An Inside Look At What Is Coming At The 2019 OHDSI U.S. Symposium

Using real-world evidence to meaningfully impact the healthcare community will be the prevailing theme Sept. 15-17 during the 5th annual OHDSI U.S. Symposium. Collaborators from around the world will discuss both the direction of the OHDSI community, as well as some of its most important research achievements of the past year, in the highlight event on the OHDSI calendar.

The symposium takes place at the Bethesda North Marriott Hotel & Conference Center, and for the first time, it will include a Women in Real-World Analytics Leadership Forum, hosted Sunday night by the Women of OHDSI. This free event, which is open to all symposium attendees (you can RSVP here), will feature four prominent leaders in the real-world analytics community (Noémie Elhadad, Violanda Grigorescu, Janet Woodcock, and Joanne Waldstreicher), each of whom will share thoughts on their own journey, where they see this emerging discipline headed, and how OHDSI collaborators can improve healthcare in the future.

OHDSI tutorials will be held both Sunday and Tuesday (9 am – 5 pm), while the official symposium takes place Monday. George Hripcsak and Harlan Krumholz will provide the opening address “This is our community,” which will kick off a full day of community sharing, networking and focusing on the possibilities within the OHDSI network.

The theme of the 9 am plenary session is “A journey toward real-world evidence for regulatory decision making” and will feature a trio of timely talks. Both Clair Blacketer and Andrew Williams will open this segment with a discussion on building confidence in real-world data. At a time when observational data isn’t easily trusted, the pair will share about how OHDSI builds a framework of tools to allow confidence in its research.

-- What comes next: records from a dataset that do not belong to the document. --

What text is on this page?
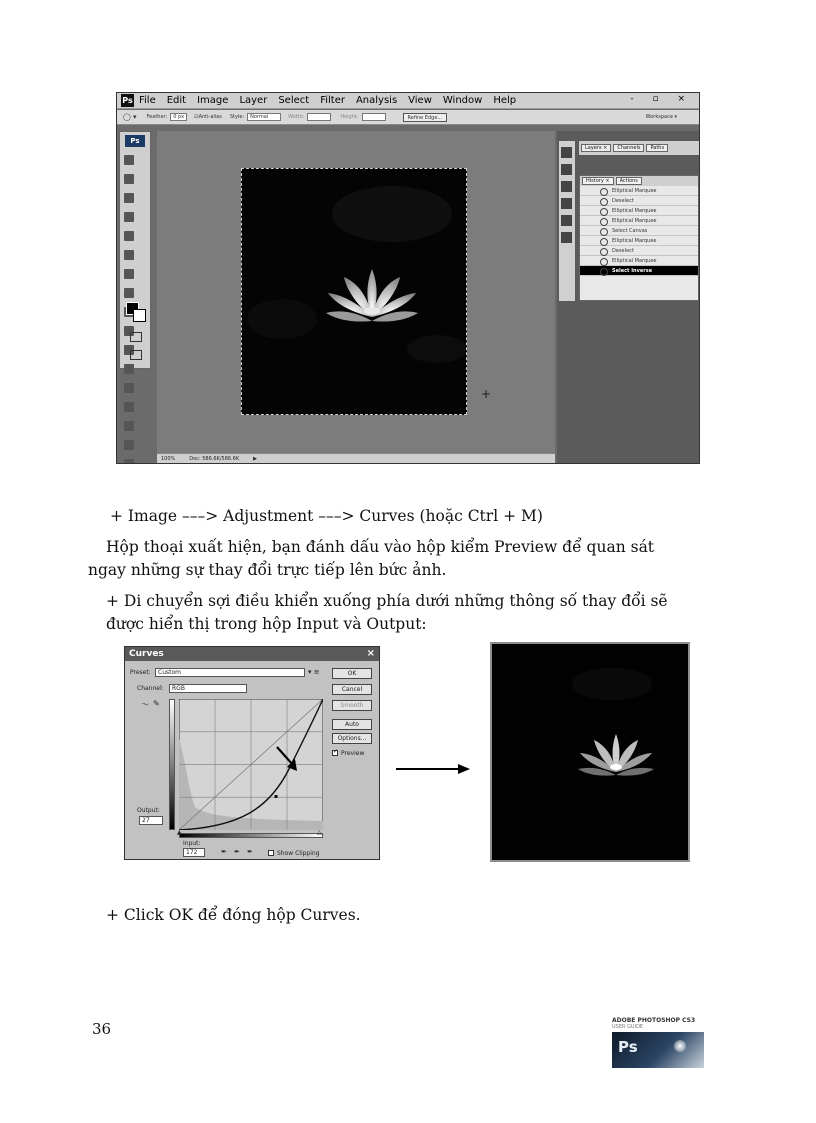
Ps File Edit Image Layer Select Filter Analysis View Window Help	- ▫ ×
◯ ▾ Feather:	0 px	☑ Anti-alias Style:	Normal	Width:	Height:	Refine Edge...	Workspace ▾
Ps

+
100%	Doc: 586.6K/586.6K	▶
Layers ×	Channels	Paths
History ×	Actions
Elliptical Marquee
Deselect
Elliptical Marquee
Elliptical Marquee
Select Canvas
Elliptical Marquee
Deselect
Elliptical Marquee
Select Inverse
+ Image –––> Adjustment –––> Curves (hoặc Ctrl + M)
Hộp thoại xuất hiện, bạn đánh dấu vào hộp kiểm Preview để quan sát
ngay những sự thay đổi trực tiếp lên bức ảnh.
+ Di chuyển sợi điều khiển xuống phía dưới những thông số thay đổi sẽ
được hiển thị trong hộp Input và Output:
Curves	×
Preset:	Custom	▾ ≡
Channel:	RGB
〜 ✎
▲	△
Output:
27
Input:
172	✒ ✒ ✒	Show Clipping
OK
Cancel
Smooth
Auto
Options...
✓ Preview
+ Click OK để đóng hộp Curves.
36	ADOBE PHOTOSHOP CS3
USER GUIDE
Ps
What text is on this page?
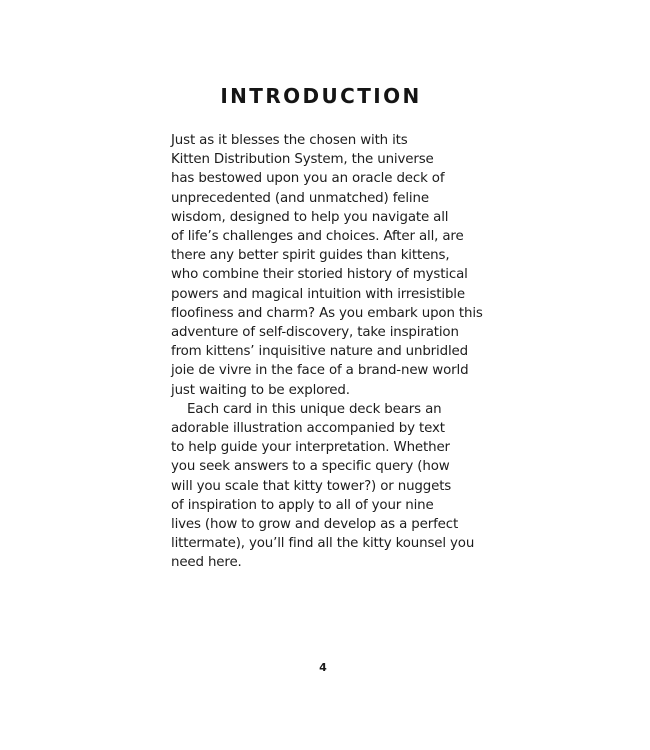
INTRODUCTION
Just as it blesses the chosen with its
Kitten Distribution System, the universe
has bestowed upon you an oracle deck of
unprecedented (and unmatched) feline
wisdom, designed to help you navigate all
of life’s challenges and choices. After all, are
there any better spirit guides than kittens,
who combine their storied history of mystical
powers and magical intuition with irresistible
floofiness and charm? As you embark upon this
adventure of self-discovery, take inspiration
from kittens’ inquisitive nature and unbridled
joie de vivre in the face of a brand-new world
just waiting to be explored.
Each card in this unique deck bears an
adorable illustration accompanied by text
to help guide your interpretation. Whether
you seek answers to a specific query (how
will you scale that kitty tower?) or nuggets
of inspiration to apply to all of your nine
lives (how to grow and develop as a perfect
littermate), you’ll find all the kitty kounsel you
need here.
4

The breadth of analytics tools available to the OHDSI community continues to grow and evolve, and that demands the highest-level of documentation to keep community members able to use them. Martijn Schuemie and David Madigan will discuss their work in leading the development of The Book of OHDSI, which explains both the best practices of the OHDSI community, as well as how to run a real-world evidence study from beginning to end.

Both Hripcsak and Patrick Ryan will conclude the opening session with a discussion on proving reliable real-world evidence, and how using LEGEND (Large-Scale Evidence Generation and Evaluation across a Network of Databases) seeks to replicate the efficiency of randomized controlled trials by applying advanced analytics across a network of disparate databases for a wide array of exposures and outcomes.

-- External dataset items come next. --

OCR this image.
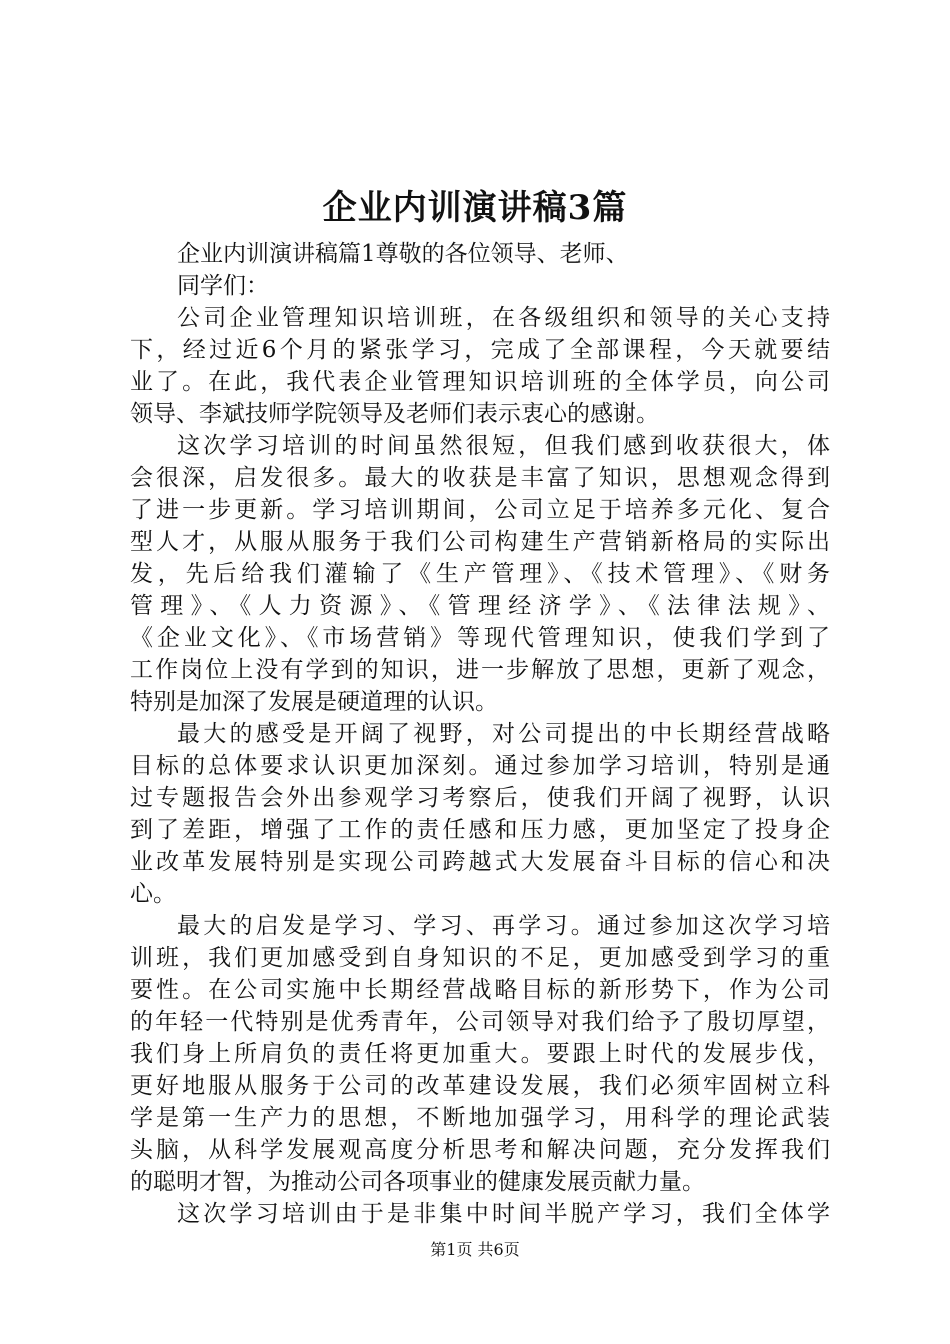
企业内训演讲稿3篇
企业内训演讲稿篇1尊敬的各位领导、老师、
同学们：
公司企业管理知识培训班，在各级组织和领导的关心支持
下，经过近6个月的紧张学习，完成了全部课程，今天就要结
业了。在此，我代表企业管理知识培训班的全体学员，向公司
领导、李斌技师学院领导及老师们表示衷心的感谢。
这次学习培训的时间虽然很短，但我们感到收获很大，体
会很深，启发很多。最大的收获是丰富了知识，思想观念得到
了进一步更新。学习培训期间，公司立足于培养多元化、复合
型人才，从服从服务于我们公司构建生产营销新格局的实际出
发，先后给我们灌输了《生产管理》、《技术管理》、《财务
管理》、《人力资源》、《管理经济学》、《法律法规》、
《企业文化》、《市场营销》等现代管理知识，使我们学到了
工作岗位上没有学到的知识，进一步解放了思想，更新了观念，
特别是加深了发展是硬道理的认识。
最大的感受是开阔了视野，对公司提出的中长期经营战略
目标的总体要求认识更加深刻。通过参加学习培训，特别是通
过专题报告会外出参观学习考察后，使我们开阔了视野，认识
到了差距，增强了工作的责任感和压力感，更加坚定了投身企
业改革发展特别是实现公司跨越式大发展奋斗目标的信心和决
心。
最大的启发是学习、学习、再学习。通过参加这次学习培
训班，我们更加感受到自身知识的不足，更加感受到学习的重
要性。在公司实施中长期经营战略目标的新形势下，作为公司
的年轻一代特别是优秀青年，公司领导对我们给予了殷切厚望，
我们身上所肩负的责任将更加重大。要跟上时代的发展步伐，
更好地服从服务于公司的改革建设发展，我们必须牢固树立科
学是第一生产力的思想，不断地加强学习，用科学的理论武装
头脑，从科学发展观高度分析思考和解决问题，充分发挥我们
的聪明才智，为推动公司各项事业的健康发展贡献力量。
这次学习培训由于是非集中时间半脱产学习，我们全体学
第1页 共6页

A stakeholder panel, moderated by Krumholz, will begin at 11 am, and will feature leaders from the FDA, the Saudi Food and Drug Authority and the academic community (Yale) to share their perspectives on where OHDSI has come, where it should go, and how it could get there.

The collaborator showcase remains an annual highlight of the OHDSI Symposium, and the upcoming one takes place between 11:30 am and 3 pm. The first session of poster presentations and software demonstrations will take place from 11:30 – 1 pm, with a lunch served in the foyer at 12:30 pm.

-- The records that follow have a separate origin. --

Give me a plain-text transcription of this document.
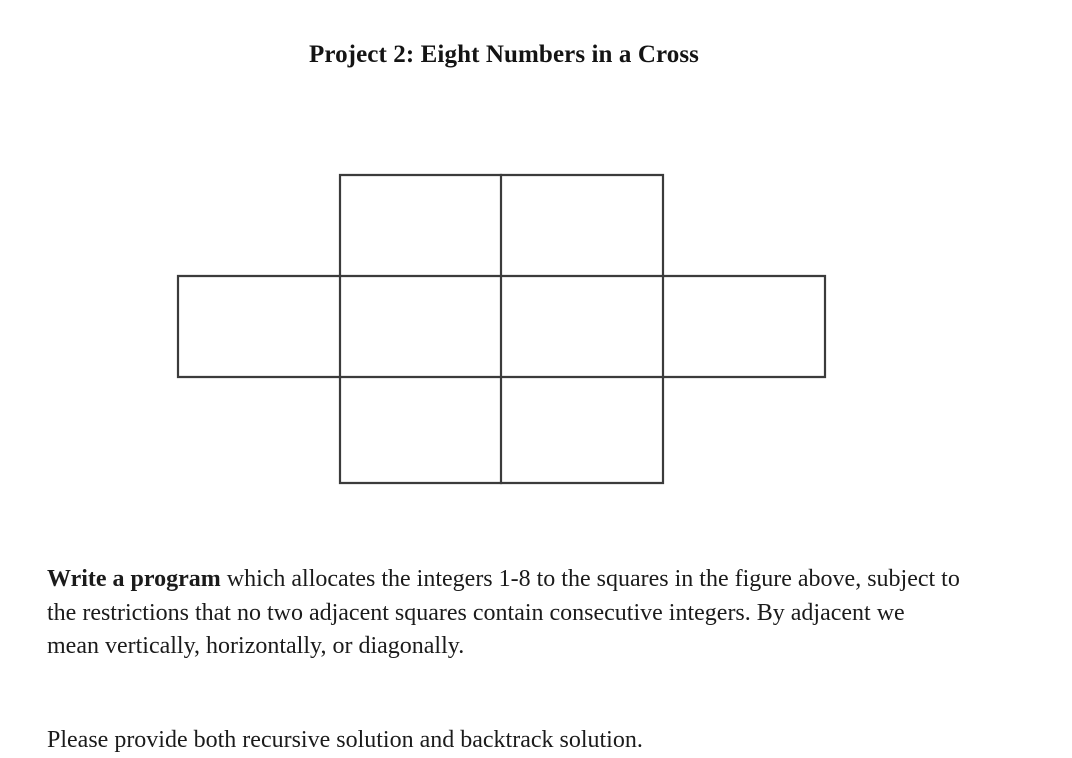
Project 2: Eight Numbers in a Cross

Write a program which allocates the integers 1-8 to the squares in the figure above, subject to the restrictions that no two adjacent squares contain consecutive integers. By adjacent we mean vertically, horizontally, or diagonally.

Please provide both recursive solution and backtrack solution.
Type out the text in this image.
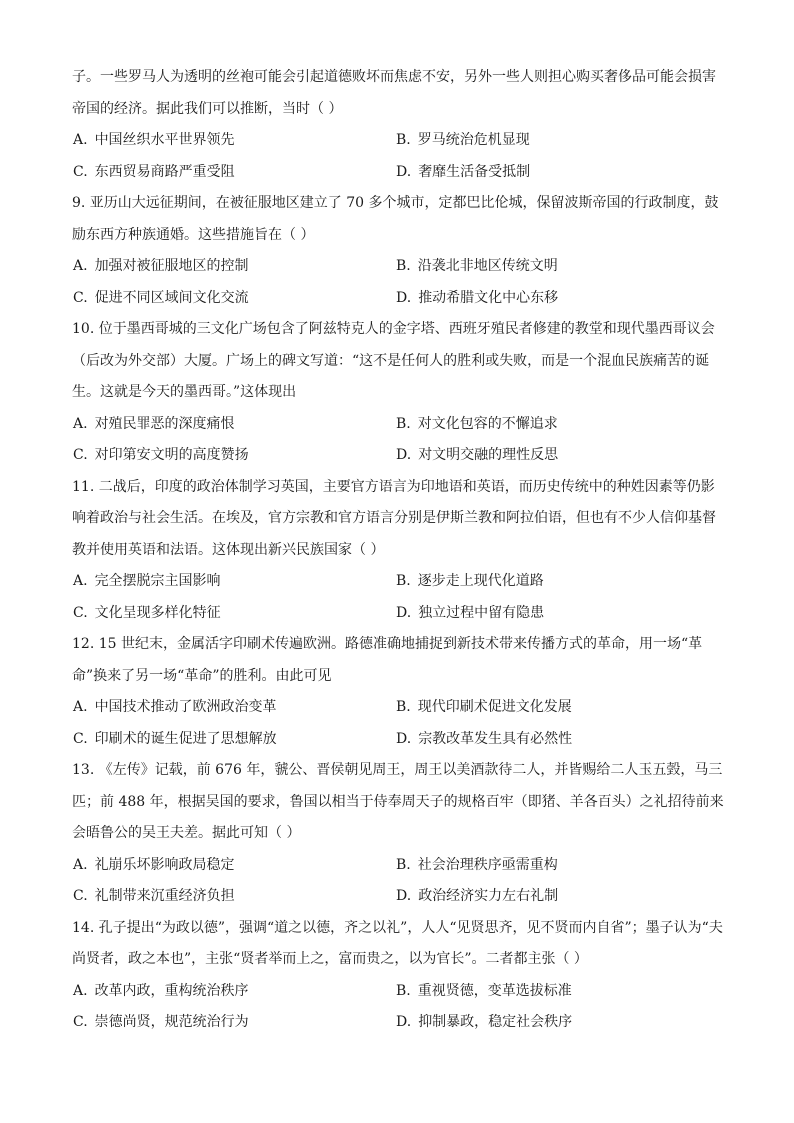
子。一些罗马人为透明的丝袍可能会引起道德败坏而焦虑不安，另外一些人则担心购买奢侈品可能会损害
帝国的经济。据此我们可以推断，当时（ ）
A. 中国丝织水平世界领先	B. 罗马统治危机显现
C. 东西贸易商路严重受阻	D. 奢靡生活备受抵制
9. 亚历山大远征期间，在被征服地区建立了 70 多个城市，定都巴比伦城，保留波斯帝国的行政制度，鼓
励东西方种族通婚。这些措施旨在（ ）
A. 加强对被征服地区的控制	B. 沿袭北非地区传统文明
C. 促进不同区域间文化交流	D. 推动希腊文化中心东移
10. 位于墨西哥城的三文化广场包含了阿兹特克人的金字塔、西班牙殖民者修建的教堂和现代墨西哥议会
（后改为外交部）大厦。广场上的碑文写道：“这不是任何人的胜利或失败，而是一个混血民族痛苦的诞
生。这就是今天的墨西哥。”这体现出
A. 对殖民罪恶的深度痛恨	B. 对文化包容的不懈追求
C. 对印第安文明的高度赞扬	D. 对文明交融的理性反思
11. 二战后，印度的政治体制学习英国，主要官方语言为印地语和英语，而历史传统中的种姓因素等仍影
响着政治与社会生活。在埃及，官方宗教和官方语言分别是伊斯兰教和阿拉伯语，但也有不少人信仰基督
教并使用英语和法语。这体现出新兴民族国家（ ）
A. 完全摆脱宗主国影响	B. 逐步走上现代化道路
C. 文化呈现多样化特征	D. 独立过程中留有隐患
12. 15 世纪末，金属活字印刷术传遍欧洲。路德准确地捕捉到新技术带来传播方式的革命，用一场“革
命”换来了另一场“革命”的胜利。由此可见
A. 中国技术推动了欧洲政治变革	B. 现代印刷术促进文化发展
C. 印刷术的诞生促进了思想解放	D. 宗教改革发生具有必然性
13. 《左传》记载，前 676 年，虢公、晋侯朝见周王，周王以美酒款待二人，并皆赐给二人玉五瑴，马三
匹；前 488 年，根据吴国的要求，鲁国以相当于侍奉周天子的规格百牢（即猪、羊各百头）之礼招待前来
会晤鲁公的吴王夫差。据此可知（ ）
A. 礼崩乐坏影响政局稳定	B. 社会治理秩序亟需重构
C. 礼制带来沉重经济负担	D. 政治经济实力左右礼制
14. 孔子提出“为政以德”，强调“道之以德，齐之以礼”，人人“见贤思齐，见不贤而内自省”；墨子认为“夫
尚贤者，政之本也”，主张“贤者举而上之，富而贵之，以为官长”。二者都主张（ ）
A. 改革内政，重构统治秩序	B. 重视贤德，变革选拔标准
C. 崇德尚贤，规范统治行为	D. 抑制暴政，稳定社会秩序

Seven collaborator lightning talks will take place in the grand ballroom between 1-2 pm, and the final session of the collaborator showcase will go from 2-3 pm.

There will be a trio of powerful highlights of OHDSI evidence in action in the late afternoon, starting at 3 pm when Peter Rijnbeek and Dani Prieto-Alhambra share the findings from their EHDEN/Oxford Study-A-Thon on exploring knee arthroplasty. Ismail Gôgenur and Gregory Klebanov will discuss the work led by the Center for Surgical Sciences on personalizing surgery for colorectal cancer, and representatives of the Women of OHDSI (Maura Beaton, Kristin Kostka, Jenna Reps and Anna Ostropolets) will share their findings on predicting breast cancer to improve screening.

This session, along with the preceding collaborator showcase, should provide ample inspiration for the possibilities when OHDSI collaborators work together using the community’s own state-of-the-art analytics tools and best practices.

Both Ryan and Christian Reich will conclude the day with a talk entitled “Growing up on a journey,” and as past symposium attendees will attest, the closing sends collaborators off with an extra dose of inspiration to put into their efforts towards improving healthcare. Best Contribution and Titan Award winners will also be announced at this time, marking the second year that OHDSI highlights the most exemplary work done within the community.

There will be a networking reception between 5:30-7:30 pm, and the final four tutorials of the event (Patient-Level Prediction, Population-Level Estimation, Data Quality and Extraction, Transformation and Load Process) will take place between 9 am-5 pm on Tuesday.